For a while, I didn’t tell anyone. I was afraid of what people might think. How could I, a doctor, admit that I was scared of babies? It felt ridiculous, even to me.
One night, after a particularly hard day, I was scrolling through my phone while rocking my baby to sleep. I stumbled across a Reddit group for healthcare workers who were also parents. Honestly, I don’t even know what I was looking for—maybe reassurance, maybe just a sign that I wasn’t losing my mind. And there it was. Post after post from doctors and nurses sharing stories that sounded exactly like mine. They talked about how becoming parents had made them see things differently, how it sometimes made them more cautious, even scared. I wasn’t the only one.

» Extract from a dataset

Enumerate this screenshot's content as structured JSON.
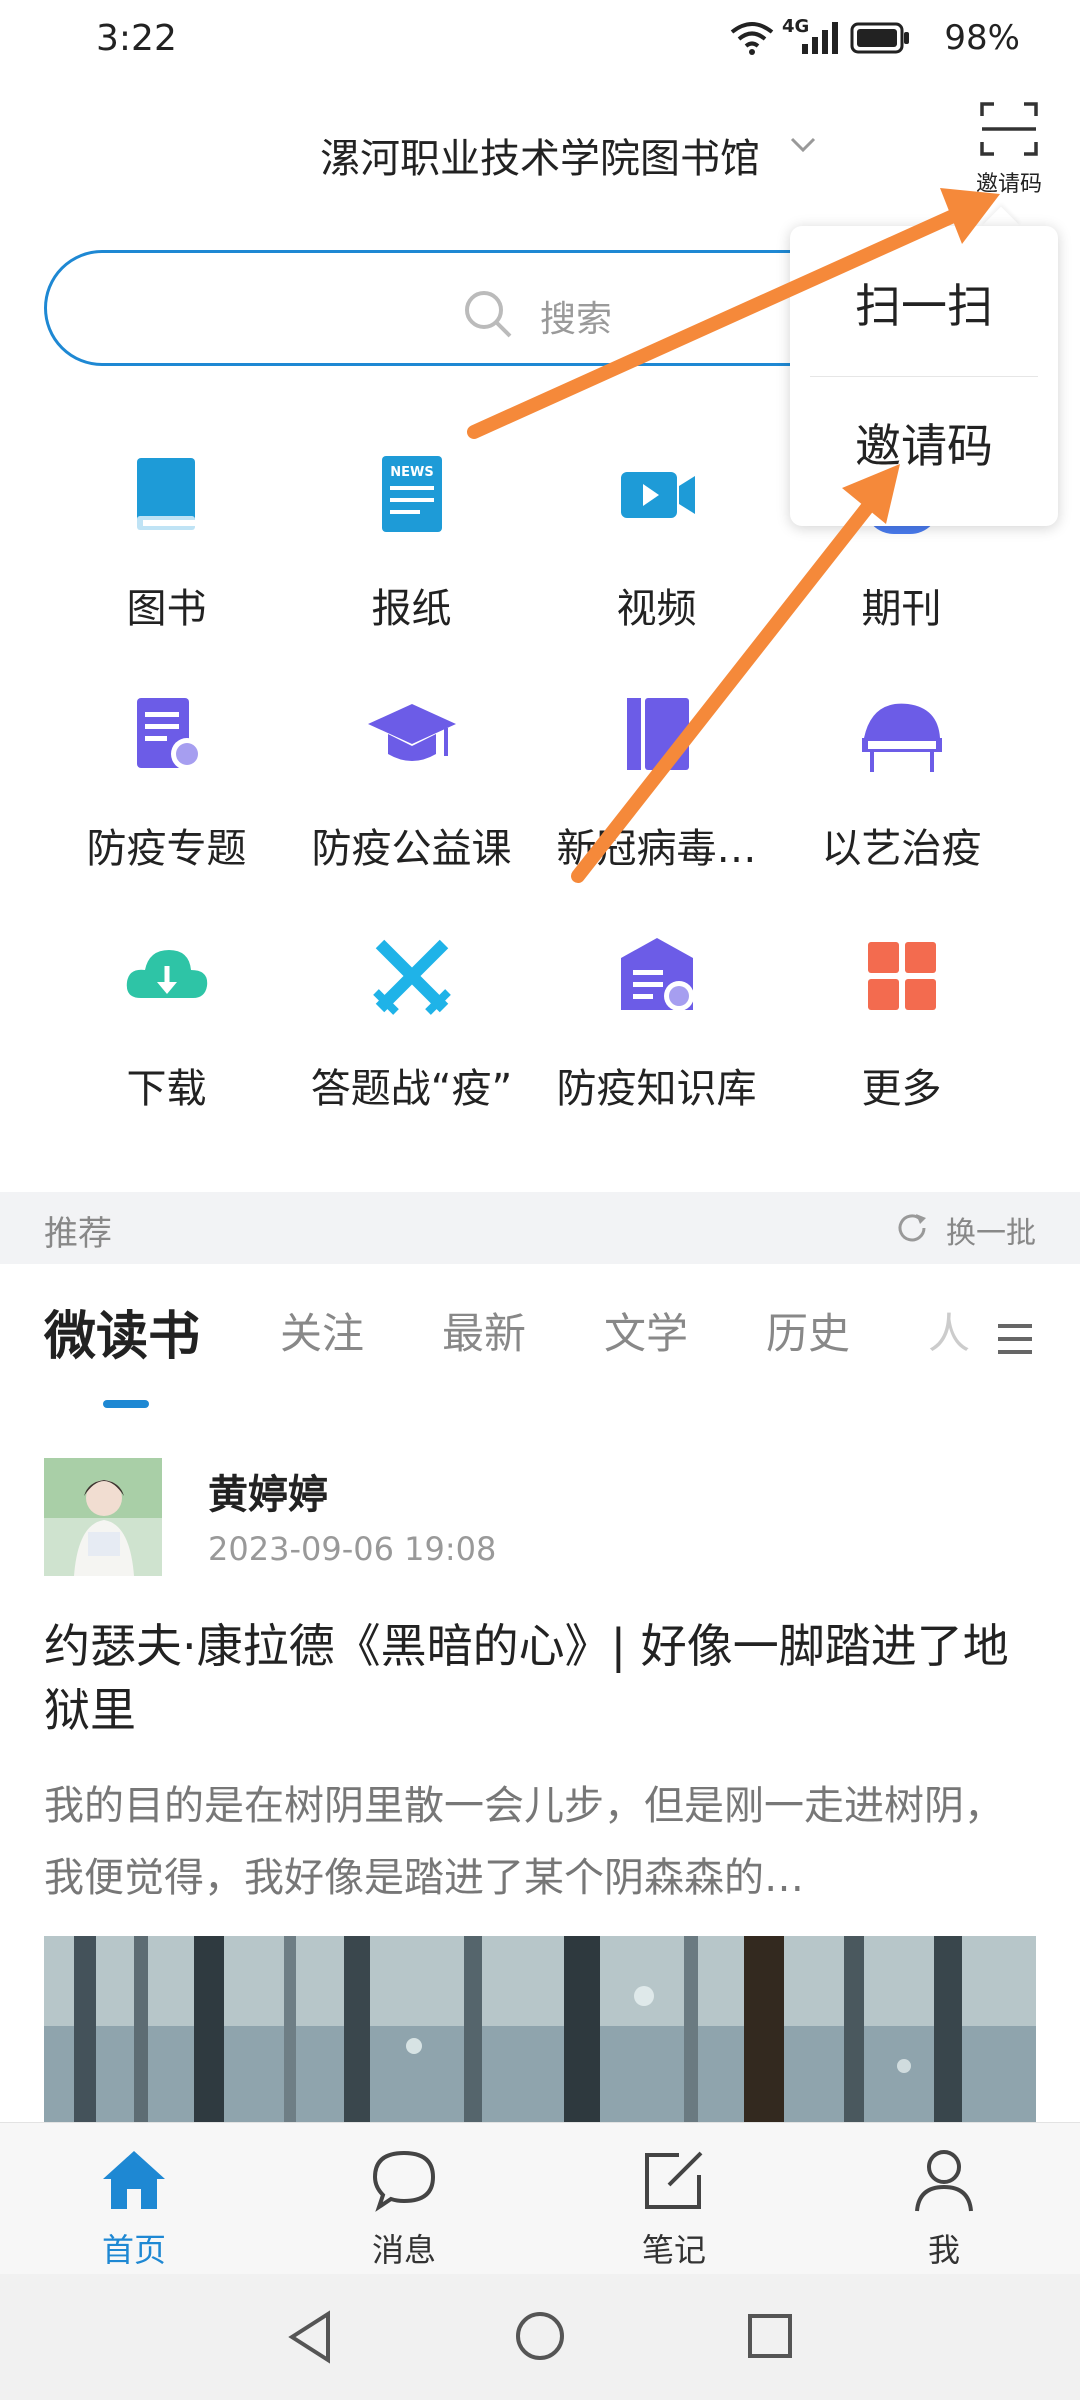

Reading their stories felt like a lifeline. For the first time, I didn’t feel so isolated. I even worked up the courage to share my own story, and the responses were so kind and supportive. People told me they’d felt the same way, that it was okay to feel this way. It was the validation I didn’t realize I needed.
Becoming a mom changed me in ways I never expected. It made me softer, more empathetic—but also more vulnerable. And while I still miss the fearless doctor I used to be, I’m learning to embrace this new version of myself. It’s not better or worse—it’s just different. And that’s okay.
Have you experienced a life-changing moment that reshaped your perspective?